For those of you who are self-employed, the IRS increased the contribution limits for 401(k) plans, including Solo-Ks, for 2020. These changes also positively affect 403(b), most 457 plans and government Thrift Savings plans well.
Contributions to your Solo-K are made into 2 buckets:
Effective for January 1, 2020, the elective deferrals for your Solo-K has increased from $19,000 to $19,500.
If you are over the age of 50 during 2020, the “catch-up” contribution limit was increased from $6,000 to $6,500. As a result, the total elective deferral contribution (based on income, of course) and “catch-up” contribution is $26,000.
Elective deferrals can be made in either a pre-tax or Roth manner…or a combination thereof.

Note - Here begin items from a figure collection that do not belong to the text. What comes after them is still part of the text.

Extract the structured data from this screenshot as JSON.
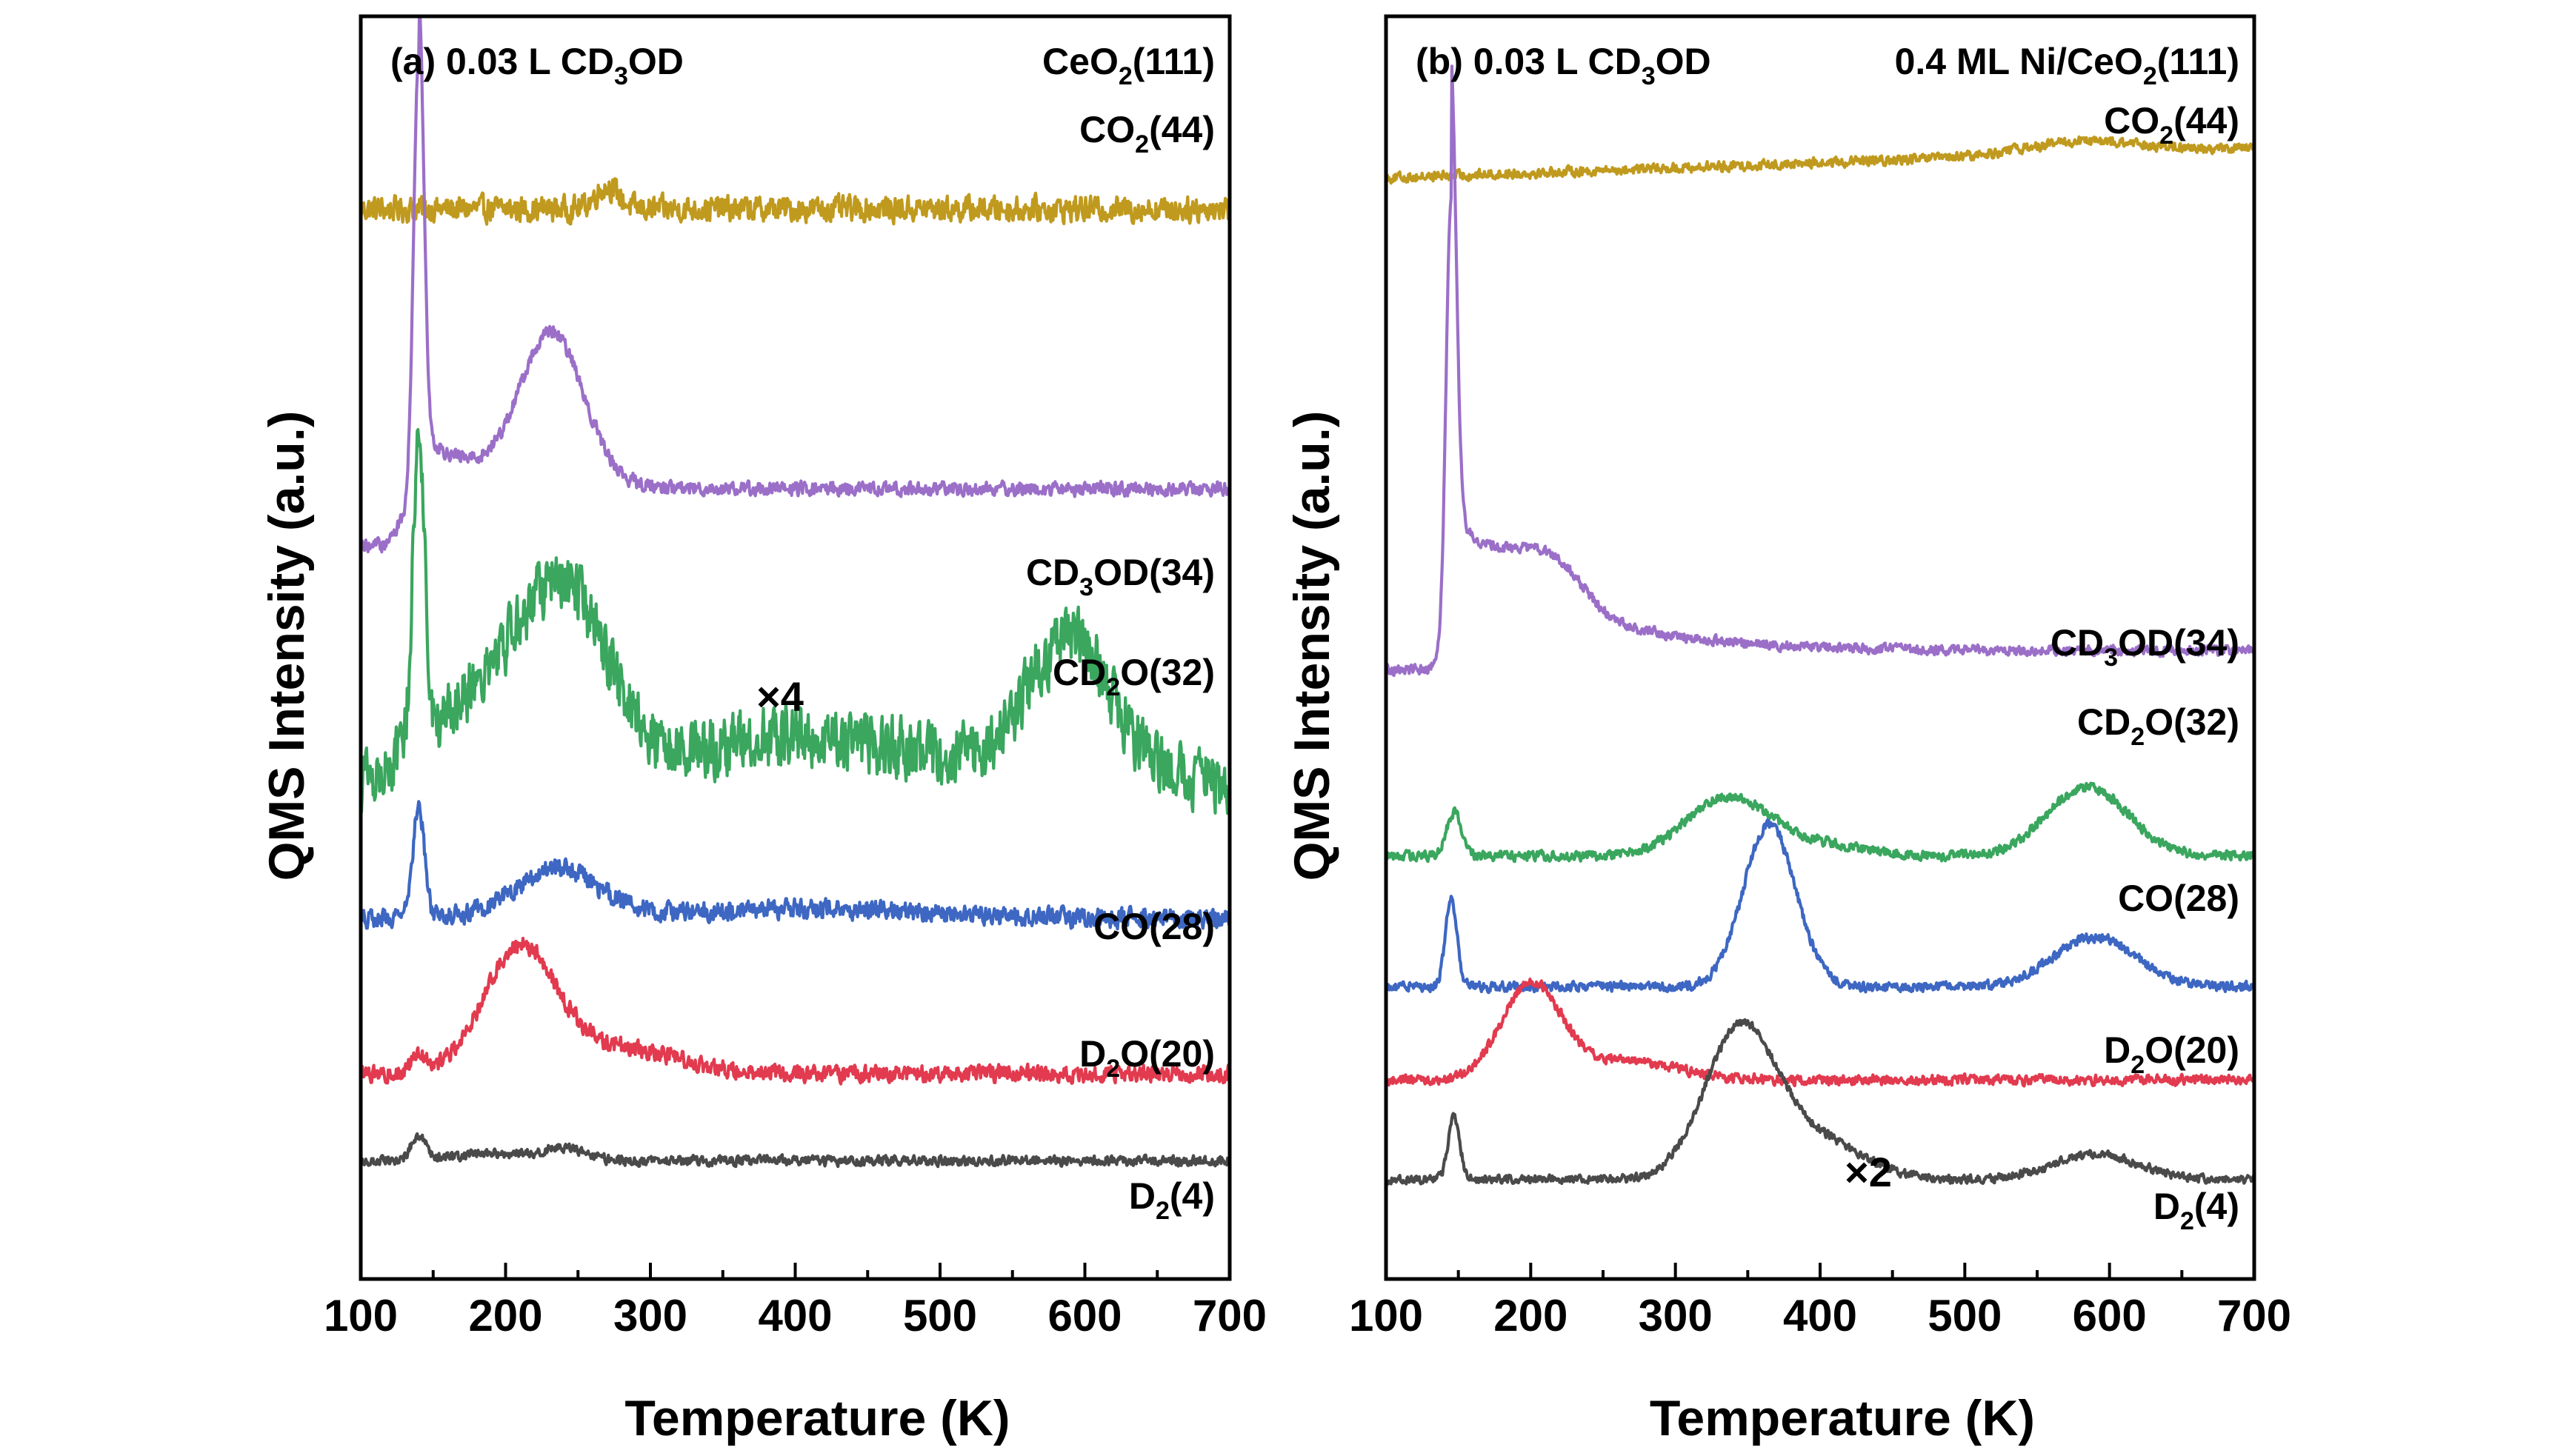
{
  "figure": {
    "ylabel": "QMS Intensity (a.u.)",
    "xlabel": "Temperature (K)",
    "xticks": [
      100,
      200,
      300,
      400,
      500,
      600,
      700
    ]
  },
  "colors": {
    "co2": "#c09a1e",
    "cd3od": "#9b6fc8",
    "cd2o": "#3aa65e",
    "co": "#3d67c2",
    "d2o": "#e23a4f",
    "d2": "#4a4a4a",
    "axis": "#000000"
  },
  "chart_data": [
    {
      "type": "line",
      "panel_label": "(a) 0.03 L CD3OD",
      "sample_label": "CeO2(111)",
      "xlabel": "Temperature (K)",
      "ylabel": "QMS Intensity (a.u.)",
      "xlim": [
        100,
        700
      ],
      "scale_annotation": "×4",
      "series": [
        {
          "name": "CO2(44)",
          "color_key": "co2",
          "offset": 8.6,
          "noise": 0.09,
          "peaks": [
            [
              270,
              0.18,
              8
            ]
          ]
        },
        {
          "name": "CD3OD(34)",
          "color_key": "cd3od",
          "offset": 5.9,
          "noise": 0.05,
          "onset": [
            118,
            140,
            0.45
          ],
          "tail": [
            0.45,
            45
          ],
          "peaks": [
            [
              140,
              3.5,
              3.5
            ],
            [
              232,
              1.2,
              22
            ]
          ]
        },
        {
          "name": "CD2O(32)",
          "color_key": "cd2o",
          "offset": 4.0,
          "noise": 0.22,
          "peaks": [
            [
              140,
              2.6,
              4
            ],
            [
              180,
              0.6,
              35
            ],
            [
              240,
              1.4,
              30
            ],
            [
              400,
              0.35,
              90
            ],
            [
              590,
              1.1,
              30
            ]
          ]
        },
        {
          "name": "CO(28)",
          "color_key": "co",
          "offset": 2.9,
          "noise": 0.07,
          "peaks": [
            [
              140,
              0.9,
              4
            ],
            [
              235,
              0.4,
              28
            ],
            [
              400,
              0.08,
              80
            ]
          ]
        },
        {
          "name": "D2O(20)",
          "color_key": "d2o",
          "offset": 1.65,
          "noise": 0.06,
          "peaks": [
            [
              140,
              0.15,
              5
            ],
            [
              210,
              1.0,
              25
            ],
            [
              280,
              0.2,
              40
            ]
          ]
        },
        {
          "name": "D2(4)",
          "color_key": "d2",
          "offset": 0.95,
          "noise": 0.035,
          "peaks": [
            [
              140,
              0.2,
              5
            ],
            [
              240,
              0.1,
              15
            ],
            [
              190,
              0.06,
              25
            ]
          ]
        }
      ]
    },
    {
      "type": "line",
      "panel_label": "(b) 0.03 L CD3OD",
      "sample_label": "0.4 ML Ni/CeO2(111)",
      "xlabel": "Temperature (K)",
      "ylabel": "QMS Intensity (a.u.)",
      "xlim": [
        100,
        700
      ],
      "scale_annotation": "×2",
      "series": [
        {
          "name": "CO2(44)",
          "color_key": "co2",
          "offset": 8.85,
          "noise": 0.035,
          "slope": 0.0004,
          "peaks": [
            [
              580,
              0.1,
              40
            ]
          ]
        },
        {
          "name": "CD3OD(34)",
          "color_key": "cd3od",
          "offset": 4.9,
          "noise": 0.035,
          "onset": [
            128,
            143,
            0.15
          ],
          "tail": [
            1.1,
            70
          ],
          "peaks": [
            [
              145,
              3.6,
              3.5
            ],
            [
              200,
              0.25,
              20
            ],
            [
              225,
              0.2,
              18
            ]
          ]
        },
        {
          "name": "CD2O(32)",
          "color_key": "cd2o",
          "offset": 3.4,
          "noise": 0.035,
          "peaks": [
            [
              147,
              0.35,
              5
            ],
            [
              335,
              0.45,
              28
            ],
            [
              390,
              0.1,
              35
            ],
            [
              585,
              0.55,
              28
            ]
          ]
        },
        {
          "name": "CO(28)",
          "color_key": "co",
          "offset": 2.35,
          "noise": 0.035,
          "peaks": [
            [
              145,
              0.7,
              4
            ],
            [
              365,
              1.3,
              18
            ],
            [
              590,
              0.4,
              28
            ]
          ]
        },
        {
          "name": "D2O(20)",
          "color_key": "d2o",
          "offset": 1.6,
          "noise": 0.035,
          "peaks": [
            [
              200,
              0.75,
              20
            ],
            [
              260,
              0.15,
              40
            ]
          ]
        },
        {
          "name": "D2(4)",
          "color_key": "d2",
          "offset": 0.8,
          "noise": 0.03,
          "peaks": [
            [
              147,
              0.5,
              4
            ],
            [
              345,
              1.2,
              25
            ],
            [
              400,
              0.3,
              30
            ],
            [
              590,
              0.2,
              30
            ]
          ]
        }
      ]
    }
  ]
}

Most people associate Profit Sharing as “Employer Contributions”, and understandably so. Employer contributions are based on the compensation paid to the self-employed individual, whether a sole proprietor (including a single-member, pass-through LLC), a multi-member LLC or corporation (C or S-Corp). Effective 2020, the maximum employer contribution that can be made is $37,500….this is regardless of whether you are under or over the age of 50 but, again, it is based on compensation paid to the participant.
If your business is….
Sole Proprietorship or Single-Member LLC — the maximum profit sharing the business is allowed to contribute is up to 20% of your IRS 1040 Schedule C income.

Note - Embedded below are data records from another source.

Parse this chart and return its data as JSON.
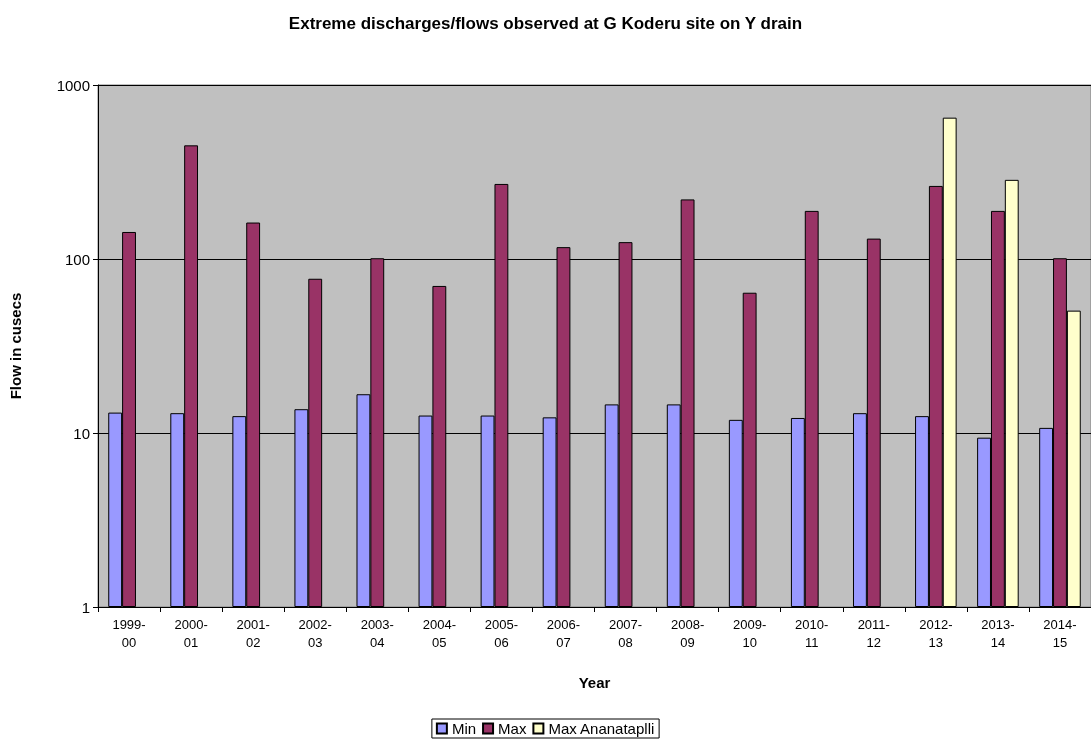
{
  "chart_data": {
    "type": "bar",
    "title": "Extreme discharges/flows observed at G Koderu site on Y drain",
    "xlabel": "Year",
    "ylabel": "Flow in cusecs",
    "categories": [
      "1999-00",
      "2000-01",
      "2001-02",
      "2002-03",
      "2003-04",
      "2004-05",
      "2005-06",
      "2006-07",
      "2007-08",
      "2008-09",
      "2009-10",
      "2010-11",
      "2011-12",
      "2012-13",
      "2013-14",
      "2014-15"
    ],
    "series": [
      {
        "name": "Min",
        "color": "#9999ff",
        "values": [
          13.1,
          13.0,
          12.5,
          13.7,
          16.7,
          12.6,
          12.6,
          12.3,
          14.6,
          14.6,
          11.9,
          12.2,
          13.0,
          12.5,
          9.4,
          10.7
        ]
      },
      {
        "name": "Max",
        "color": "#993366",
        "values": [
          143,
          450,
          162,
          77,
          101,
          70,
          270,
          117,
          125,
          220,
          64,
          189,
          131,
          263,
          189,
          101
        ]
      },
      {
        "name": "Max Ananataplli",
        "color": "#ffffcc",
        "values": [
          null,
          null,
          null,
          null,
          null,
          null,
          null,
          null,
          null,
          null,
          null,
          null,
          null,
          649,
          285,
          50.5
        ]
      }
    ],
    "log": "y",
    "ylim": [
      1,
      1000
    ],
    "yticks": [
      1,
      10,
      100,
      1000
    ],
    "grid": "y",
    "legend": "bottom"
  }
}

Corporation (C or Sub-S) or Multi-Member LLC — the maximum profit sharing the business is allowed to contribute is up to 25% of your W-2 or Partnership (multi-member LLC) income.
As a result, for 2020, here is the total amount of contributions that can be made:
Elective Deferral — $19,500
Profit Sharing — $37,500
“Catch-Up Contribution — $6,500
For someone under the age of 50, the total, maximum contribution from any and all sources is limited to $57,000.

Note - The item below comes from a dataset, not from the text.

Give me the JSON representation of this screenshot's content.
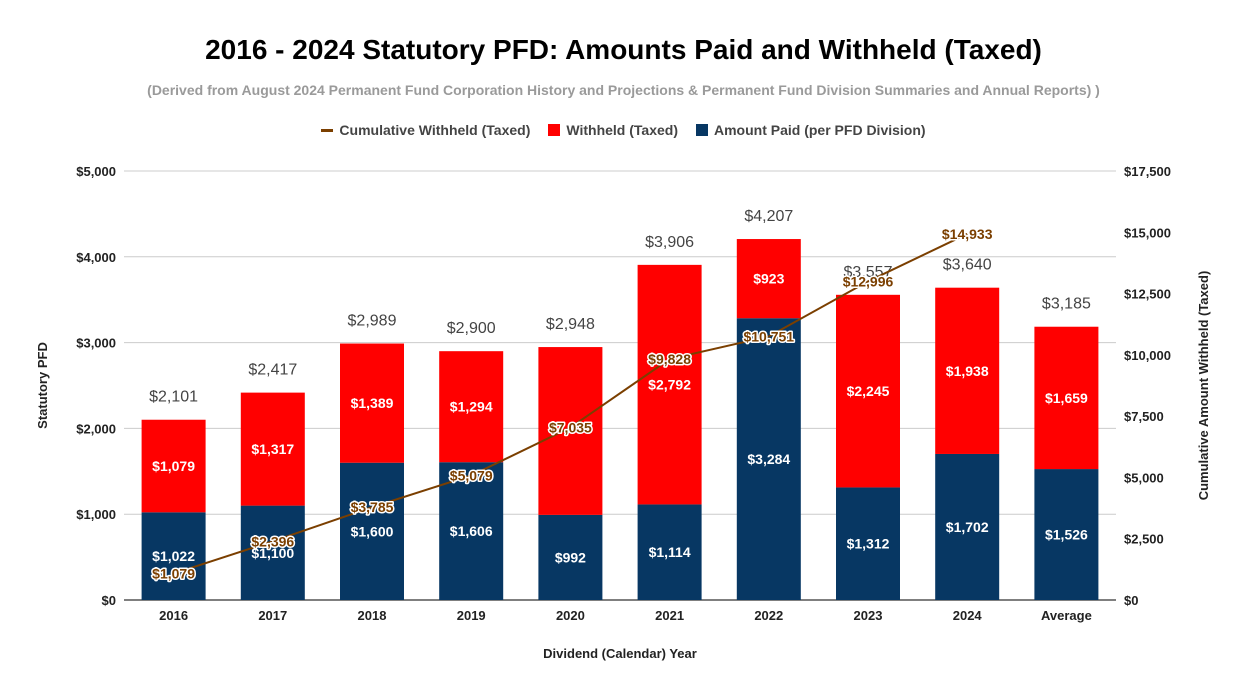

For someone over the age of 50, the total, maximum contribution (plus catch-up contribution) from any and all sources is limited to $63,500.
*The $19,500 limit is what is referred to as your 402(g) limit.
**50 years of age is if you turn 50 years of age at any time during the 2020 year.
*** Total contributions from any and all sources may not exceed 100% of a participant’s compensation/income.
Many self-employed businesses are spouse-spouse owned with both spouses participating in the business. Provided both spouses materially participate in the business, they are both eligible for the aforementioned elective deferral contributions. Again, based on qualifying compensation. This is an attractive feature to a spouse-spouse owned business for those who qualify.
As always, the information provided is not intended, nor should it be considered tax, legal, financial or investment advice. You should seek such advice from a professional in that field.